Upon being discharged he vowed to go to meetings and such.
He didn't stick with it. He then moved in
with a co-worker. They started doing it too! so he
decided that he didn't want to be around it and moved in with his mother! as
far as I know he was clean from October to March
of 2005. I was on my way home from school and
spotted his truck somewhere we both know he had no business being! he had
called into work to go get high. This time it was
crack (he did it before too!) we talked and he found a one-on-one counselor
and was meeting with him weekly.
After a while his work schedule became "too
busy to go". He was fine for six months!
I thought it was all over with for good. WRONG!!!

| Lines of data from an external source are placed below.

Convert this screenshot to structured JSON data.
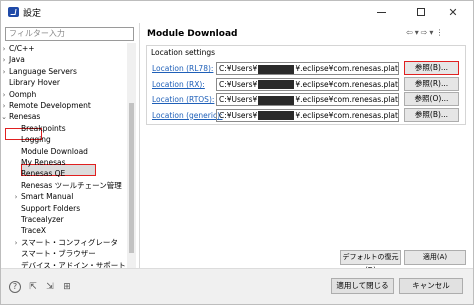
{
  "window": {
    "title": "設定"
  },
  "filter": {
    "placeholder": "フィルター入力"
  },
  "tree": [
    {
      "label": "C/C++",
      "chevron": "›"
    },
    {
      "label": "Java",
      "chevron": "›"
    },
    {
      "label": "Language Servers",
      "chevron": "›"
    },
    {
      "label": "Library Hover",
      "chevron": ""
    },
    {
      "label": "Oomph",
      "chevron": "›"
    },
    {
      "label": "Remote Development",
      "chevron": "›"
    },
    {
      "label": "Renesas",
      "chevron": "⌄"
    },
    {
      "label": "Breakpoints",
      "chevron": ""
    },
    {
      "label": "Logging",
      "chevron": ""
    },
    {
      "label": "Module Download",
      "chevron": ""
    },
    {
      "label": "My Renesas",
      "chevron": ""
    },
    {
      "label": "Renesas QE",
      "chevron": ""
    },
    {
      "label": "Renesas ツールチェーン管理",
      "chevron": ""
    },
    {
      "label": "Smart Manual",
      "chevron": "›"
    },
    {
      "label": "Support Folders",
      "chevron": ""
    },
    {
      "label": "Tracealyzer",
      "chevron": ""
    },
    {
      "label": "TraceX",
      "chevron": ""
    },
    {
      "label": "スマート・コンフィグレータ",
      "chevron": "›"
    },
    {
      "label": "スマート・ブラウザー",
      "chevron": ""
    },
    {
      "label": "デバイス・アドイン・サポート",
      "chevron": ""
    }
  ],
  "page": {
    "title": "Module Download",
    "group_label": "Location settings",
    "locations": [
      {
        "label": "Location (RL78):",
        "path_prefix": "C:¥Users¥",
        "path_suffix": "¥.eclipse¥com.renesas.platform_d",
        "button": "参照(B)..."
      },
      {
        "label": "Location (RX):",
        "path_prefix": "C:¥Users¥",
        "path_suffix": "¥.eclipse¥com.renesas.platform_d",
        "button": "参照(R)..."
      },
      {
        "label": "Location (RTOS):",
        "path_prefix": "C:¥Users¥",
        "path_suffix": "¥.eclipse¥com.renesas.platform_d",
        "button": "参照(O)..."
      },
      {
        "label": "Location (generic):",
        "path_prefix": "C:¥Users¥",
        "path_suffix": "¥.eclipse¥com.renesas.platform_d",
        "button": "参照(B)..."
      }
    ],
    "restore_defaults": "デフォルトの復元(D)",
    "apply": "適用(A)"
  },
  "footer": {
    "apply_close": "適用して閉じる",
    "cancel": "キャンセル"
  },
  "colors": {
    "highlight": "#e02020",
    "link": "#1e5fb8"
  }
}
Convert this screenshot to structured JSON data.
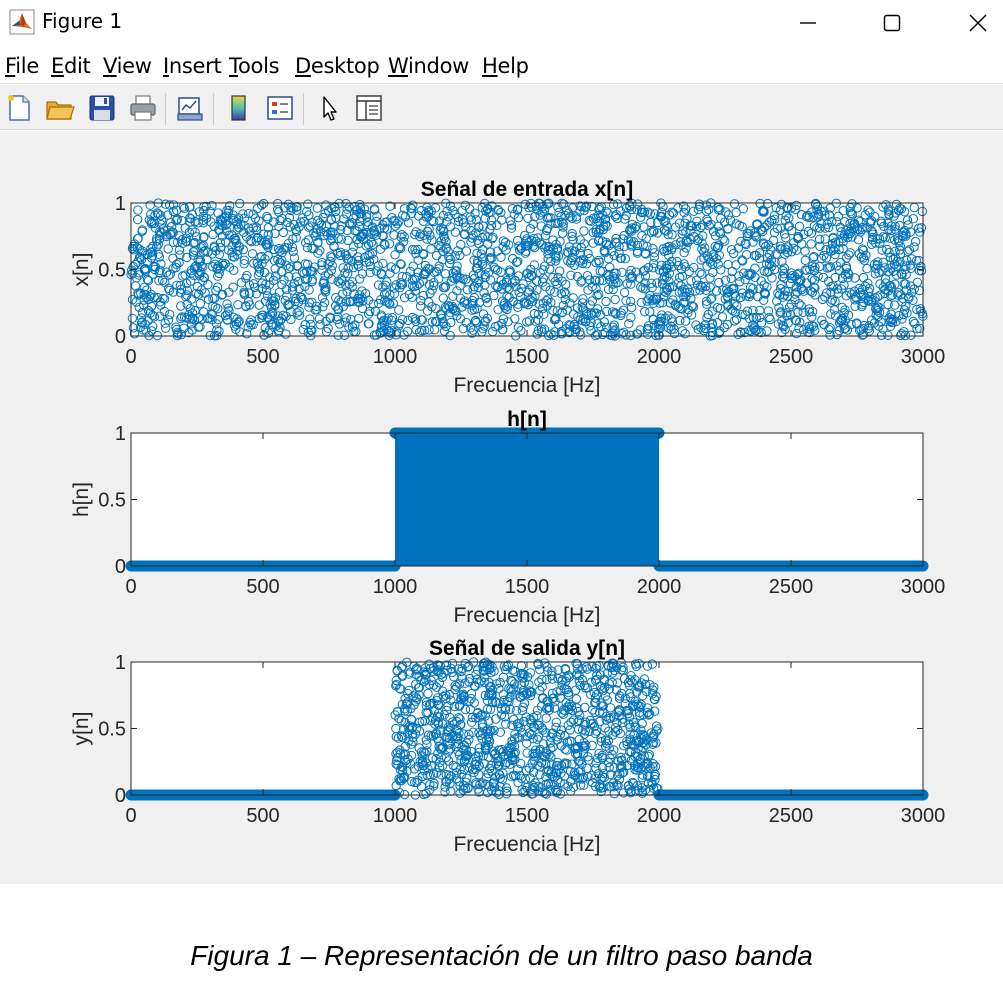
{
  "window": {
    "title": "Figure 1",
    "controls": [
      "minimize-icon",
      "maximize-icon",
      "close-icon"
    ]
  },
  "menu": {
    "items": [
      {
        "first": "F",
        "rest": "ile"
      },
      {
        "first": "E",
        "rest": "dit"
      },
      {
        "first": "V",
        "rest": "iew"
      },
      {
        "first": "I",
        "rest": "nsert"
      },
      {
        "first": "T",
        "rest": "ools"
      },
      {
        "first": "D",
        "rest": "esktop"
      },
      {
        "first": "W",
        "rest": "indow"
      },
      {
        "first": "H",
        "rest": "elp"
      }
    ]
  },
  "toolbar": {
    "icons": [
      "new-figure-icon",
      "open-file-icon",
      "save-icon",
      "print-icon",
      "link-plot-icon",
      "colorbar-icon",
      "legend-icon",
      "edit-plot-icon",
      "property-inspector-icon"
    ]
  },
  "colors": {
    "series": "#0072BD",
    "figure_bg": "#f0f0f0"
  },
  "chart_data": [
    {
      "type": "scatter",
      "title": "Señal de entrada x[n]",
      "xlabel": "Frecuencia [Hz]",
      "ylabel": "x[n]",
      "xlim": [
        0,
        3000
      ],
      "ylim": [
        0,
        1
      ],
      "xticks": [
        "0",
        "500",
        "1000",
        "1500",
        "2000",
        "2500",
        "3000"
      ],
      "yticks": [
        "0",
        "0.5",
        "1"
      ],
      "marker": "circle",
      "description_values": {
        "x_range": [
          0,
          3000
        ],
        "y_range": [
          0,
          1
        ],
        "distribution": "uniform random"
      }
    },
    {
      "type": "scatter",
      "title": "h[n]",
      "xlabel": "Frecuencia [Hz]",
      "ylabel": "h[n]",
      "xlim": [
        0,
        3000
      ],
      "ylim": [
        0,
        1
      ],
      "xticks": [
        "0",
        "500",
        "1000",
        "1500",
        "2000",
        "2500",
        "3000"
      ],
      "yticks": [
        "0",
        "0.5",
        "1"
      ],
      "marker": "filled-circle",
      "segments": [
        {
          "x": [
            0,
            1000
          ],
          "y": 0
        },
        {
          "x": [
            1000,
            2000
          ],
          "y": 1
        },
        {
          "x": [
            2000,
            3000
          ],
          "y": 0
        }
      ]
    },
    {
      "type": "scatter",
      "title": "Señal de salida y[n]",
      "xlabel": "Frecuencia [Hz]",
      "ylabel": "y[n]",
      "xlim": [
        0,
        3000
      ],
      "ylim": [
        0,
        1
      ],
      "xticks": [
        "0",
        "500",
        "1000",
        "1500",
        "2000",
        "2500",
        "3000"
      ],
      "yticks": [
        "0",
        "0.5",
        "1"
      ],
      "marker": "circle",
      "segments": [
        {
          "x": [
            0,
            1000
          ],
          "y": 0
        },
        {
          "x": [
            1000,
            2000
          ],
          "y": "random 0-1"
        },
        {
          "x": [
            2000,
            3000
          ],
          "y": 0
        }
      ]
    }
  ],
  "caption": "Figura 1 – Representación de un filtro paso banda"
}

after I graduated we decided to move in together. He
had been saving for almost a year for it. This
past September he relapsed on the 1st. layed up in
a motel in a bad part of town and spent his paycheck. Called
me the next day and I picked him up.
We left his truck there. We got a hotel
room that night and talked about it and he told me he just needed his own
place and that he was so stupid for doing it and he felt bad.
So of course I forgave him.
The next day we applied for an apartment and
got it. We were so excited. Well
things have went back to their old ways since. He
doesn't come home right after work, he lies to me about where he is, knowing
I know where he is! he has direct deposit into my account but still gets
money! He has no access to it but has the payroll
split, $300 into my account and he gets a check
for the rest!
I work 3-11 so that's his playtime. He has sent
me to the ATM a 6am to get $100.00 and he stays up
smoking crack in our closet. He doesn't seem to
care at all. He doesn't love me he loves his
crack!
I have tried everything to help and he says ok I'm
done then 4 days or less later its the same thing all over again.
I don't know if it will ever stop.
I know I need to get out but its not what I WANT to do!
I'm only 19 years old and I cant let him drag me
down too. I have everything going for me. I am a certified nursing assistant
and I'm going back to school in the spring for my
RN, have a brand new car that I pay for myself,
I manage all the bills with what I have to work with and I just cant
paint on a fake smile anymore.
I know there is nothing or nobody out there to help me or him.
I've never had an addiction other than cigarettes and have never
touched a drug. I have to get the courage to go
because I know he will never change. What he don't
realize is that he's not only hurting him self but
me and the rest of the family too. And
I'm tired of the blame being put on me.
Its never a good excuse its always that I bitch too much,
he had a bad day, or something stupid, it's
never the real reason which is "I'm a
Crackhead and I have a problem!" anyway I do feel
better having told my story and I urge anyone in the same situation to get
out as I am about to do. And if your an
addict-look around you! your wasting your life and loosing EVERYTHING!!!